One suggested strategy for earning trust is to prioritize transparency. In other words, communicators could openly disclose when and how they use AI through content labels and publicly accessible organizational guidelines. However, many communicators fear that using AI and disclosing its use could backfire and decrease trust. That leaves us with a critical tension – does transparency about using AI hurt or help trust?
A recent study published in The International Journal of Press/Politics explored this tension by evaluating how trust in AI-generated news was impacted by content labels. To do this, 1483 participants were randomly assigned to read AI-generated news articles that contained a label indicating it was AI-generated and/or the source list the AI used to generate the article. The experimenters also included a control condition with no AI-labels and no source list. After viewing the article, participants were asked how accurate and fair they thought the story was and how trustworthy they found the publishing organization.
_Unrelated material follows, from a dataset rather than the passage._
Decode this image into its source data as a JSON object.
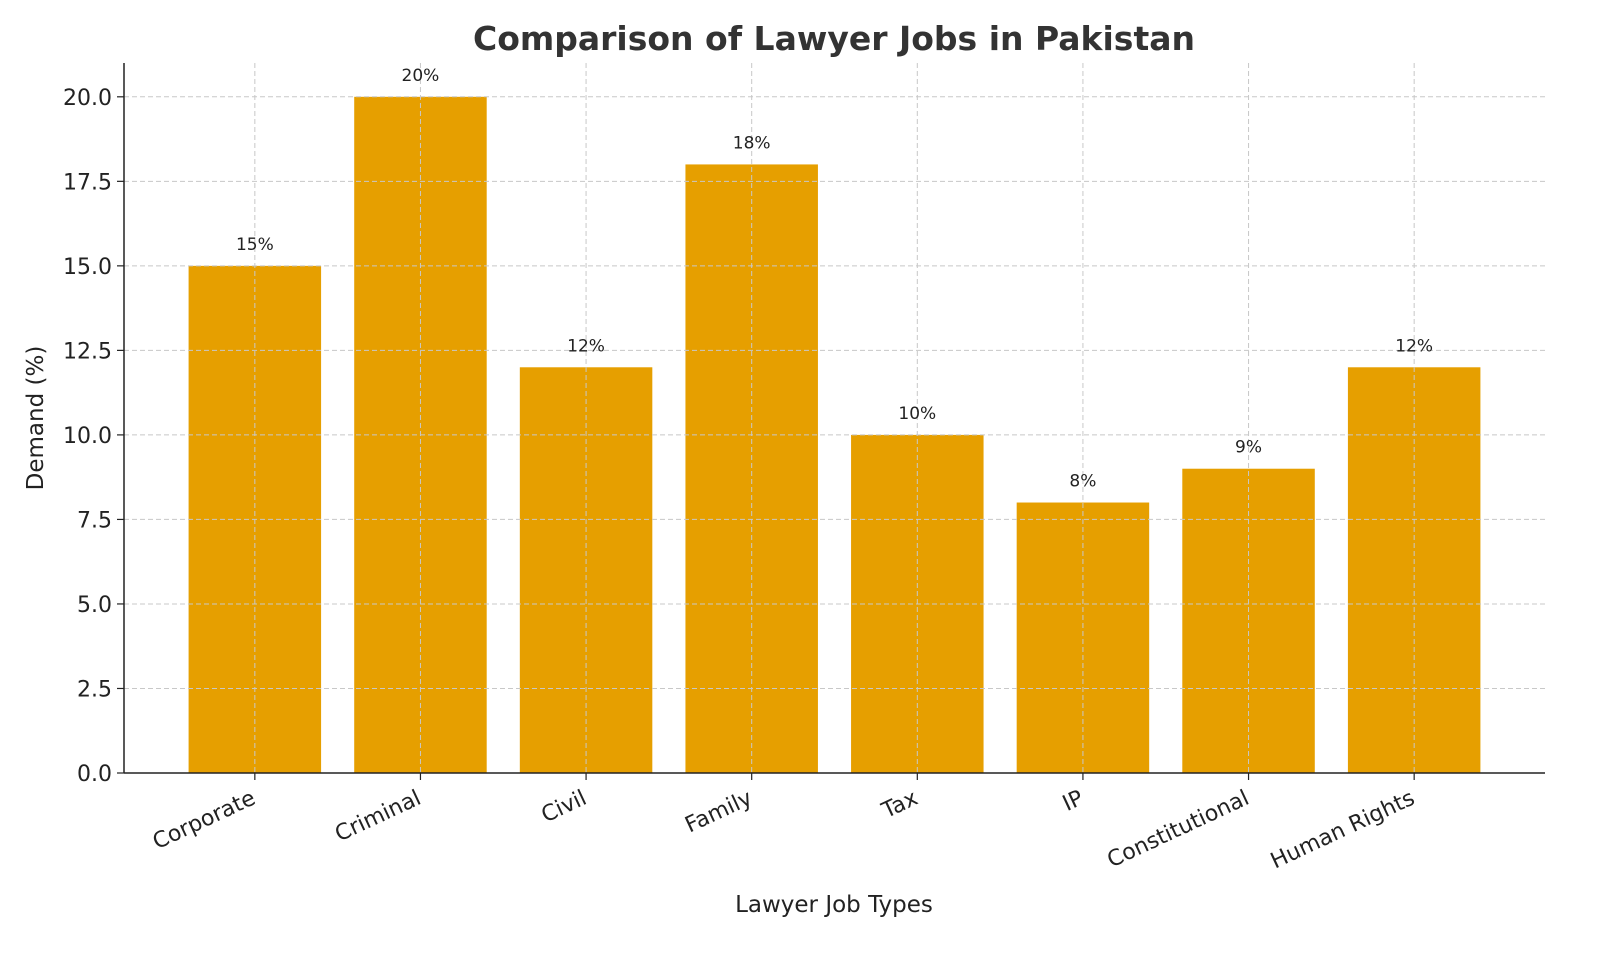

What they learned: AI-labels decrease people’s trust in a publishing organization. The damage to people’s trust depends on how much the person already trusted news in the first place – the higher their trust in news, the more AI-labels hurt their trust. Interestingly, these effects on trust occur even though the AI-labels don’t have an impact on people’s beliefs about the accuracy or fairness of the article. Importantly, the negative impact of AI-labels on trust can be counteracted by including a source list.
Why it matters: Many health communicators are grappling with if and how they can use AI responsibly. These tough questions are set against a backdrop of competing pressures to innovate and move faster (often amid funding cuts), maintain community trust, and stay true to personal and industry ethical values. Science-based techniques for transparency, like the ones that this study highlights, can help with navigating these complicated challenges.
➡️ Idea worth stealing: If you choose to use AI, be specific when disclosing how you used it. People are more likely to trust AI-based content when you specify how it was generated (e.g., what sources the AI uses to generate the material).
What to watch: How health communicators and AI experts continue to work together to develop guidelines for using AI ethically.